An Ohio court case on the validity of the Mine Safety and Health Administration’s 2013 rule on “pattern of violation,” or “POV,” may be near an end.
At the joint request of the plaintiffs and MSHA, a judge for the U.S. District Court for the Southern District of Ohio issued a 120-day stay in the lawsuit in which mine operators and mining groups sued MSHA to stop the agency from implementing a rule that the plaintiffs allege was unfairly put in place. See Ohio Coal Assoc. et al. and Murray Energy Corp. et al. v. Sec’y of Labor, Nos. 2:14-CV-2646, 2:15-CV448 (S.D. Ohio June 16, 2016).
They said, “Rather than concurrently litigating and negotiating a possible settlement of the dispute, the parties are open to negotiating a mutually agreeable resolution that could avoid further litigation.”

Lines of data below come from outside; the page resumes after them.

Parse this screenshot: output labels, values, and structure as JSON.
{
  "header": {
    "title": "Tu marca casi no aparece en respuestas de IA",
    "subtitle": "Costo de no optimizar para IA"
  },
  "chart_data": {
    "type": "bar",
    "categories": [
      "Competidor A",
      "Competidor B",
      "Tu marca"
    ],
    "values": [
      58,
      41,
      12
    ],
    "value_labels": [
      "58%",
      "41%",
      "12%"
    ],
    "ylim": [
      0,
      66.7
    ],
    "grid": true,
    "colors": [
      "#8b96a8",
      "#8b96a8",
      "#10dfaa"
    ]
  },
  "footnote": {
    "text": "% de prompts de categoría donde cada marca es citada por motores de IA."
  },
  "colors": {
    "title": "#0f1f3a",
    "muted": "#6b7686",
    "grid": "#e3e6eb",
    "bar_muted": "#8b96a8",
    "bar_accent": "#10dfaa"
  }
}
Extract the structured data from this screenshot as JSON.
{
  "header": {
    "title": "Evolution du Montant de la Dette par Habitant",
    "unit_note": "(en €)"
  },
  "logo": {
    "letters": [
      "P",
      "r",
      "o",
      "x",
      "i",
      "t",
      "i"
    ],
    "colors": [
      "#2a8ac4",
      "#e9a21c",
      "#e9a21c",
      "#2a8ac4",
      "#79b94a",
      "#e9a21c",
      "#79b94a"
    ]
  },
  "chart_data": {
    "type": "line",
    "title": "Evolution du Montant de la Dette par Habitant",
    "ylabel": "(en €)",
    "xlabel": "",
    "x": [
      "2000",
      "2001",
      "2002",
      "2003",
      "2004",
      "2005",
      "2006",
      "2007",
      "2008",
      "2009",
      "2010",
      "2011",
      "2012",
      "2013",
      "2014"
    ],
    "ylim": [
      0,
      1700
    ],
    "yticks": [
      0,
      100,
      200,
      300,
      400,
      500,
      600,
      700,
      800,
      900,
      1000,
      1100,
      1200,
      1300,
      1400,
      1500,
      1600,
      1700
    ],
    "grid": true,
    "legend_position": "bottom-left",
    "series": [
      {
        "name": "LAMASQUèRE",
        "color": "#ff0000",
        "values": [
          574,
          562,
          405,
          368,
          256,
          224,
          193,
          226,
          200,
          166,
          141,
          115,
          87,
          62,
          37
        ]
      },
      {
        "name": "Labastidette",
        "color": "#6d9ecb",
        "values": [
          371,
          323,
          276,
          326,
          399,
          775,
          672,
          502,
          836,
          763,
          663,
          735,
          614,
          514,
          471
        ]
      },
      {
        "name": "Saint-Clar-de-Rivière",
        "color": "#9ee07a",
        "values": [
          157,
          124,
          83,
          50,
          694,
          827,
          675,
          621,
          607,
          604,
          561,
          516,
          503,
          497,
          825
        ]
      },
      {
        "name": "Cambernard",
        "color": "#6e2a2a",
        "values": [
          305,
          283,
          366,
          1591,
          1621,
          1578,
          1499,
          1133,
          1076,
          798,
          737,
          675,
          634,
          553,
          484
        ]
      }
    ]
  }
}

They noted, “Following a May 1, 2017 meeting of counsel and representatives of the plaintiffs in both related cases, the Department of Justice, the Department of Labor, and MSHA, all parties agreed that such settlement negotiations were sufficiently promising to warrant seeking a stay of this litigation. The parties have since discussed their commitment to a structured series of conferences to consider a negotiated resolution.”
In issuing the rule, published in January 2013 (78 Fed. Reg. 5056), MSHA said the final rule “simplifies the existing POV criteria, improves consistency in applying the POV criteria, and more effectively achieves the Mine Act’s statutory intent.” MSHA said it also “encourages chronic safety violators to comply with the Mine Act and MSHA’s health and safety standards.” The initial 1990 POV rule was put in place to allow the agency to commence a process that could lead to a citation against a mine for a “pattern of violation,” or “POV.” The citation can be a precursor to shutting down a mine. MSHA calls the rule its “harshest enforcement mechanism.”
In their lawsuit, the plaintiffs allege that MSHA and the Secretary of Labor violated the Administrative Procedure Act by failing to consider the economic implications of its January 2013 rule and the rate at which significant and substantial violations are overturned. They allege the POV rule exceeds the statutory authority granted to MSHA by the Mine Act because the new rule uses non-final citations. The plaintiffs argue the Mine Act requires the use of finalized violations in a pattern of violations determination. The plaintiffs also argue that MSHA failed to subject the POV and Corrective Action Plan criteria to notice-and-comment rulemaking and that the POV rule was arbitrary and capricious.
They also allege that MSHA did not explain why the rule replaced the potential pattern of violation notice, which they said yielded miner-safety improvements. The court previously dismissed their due process claims.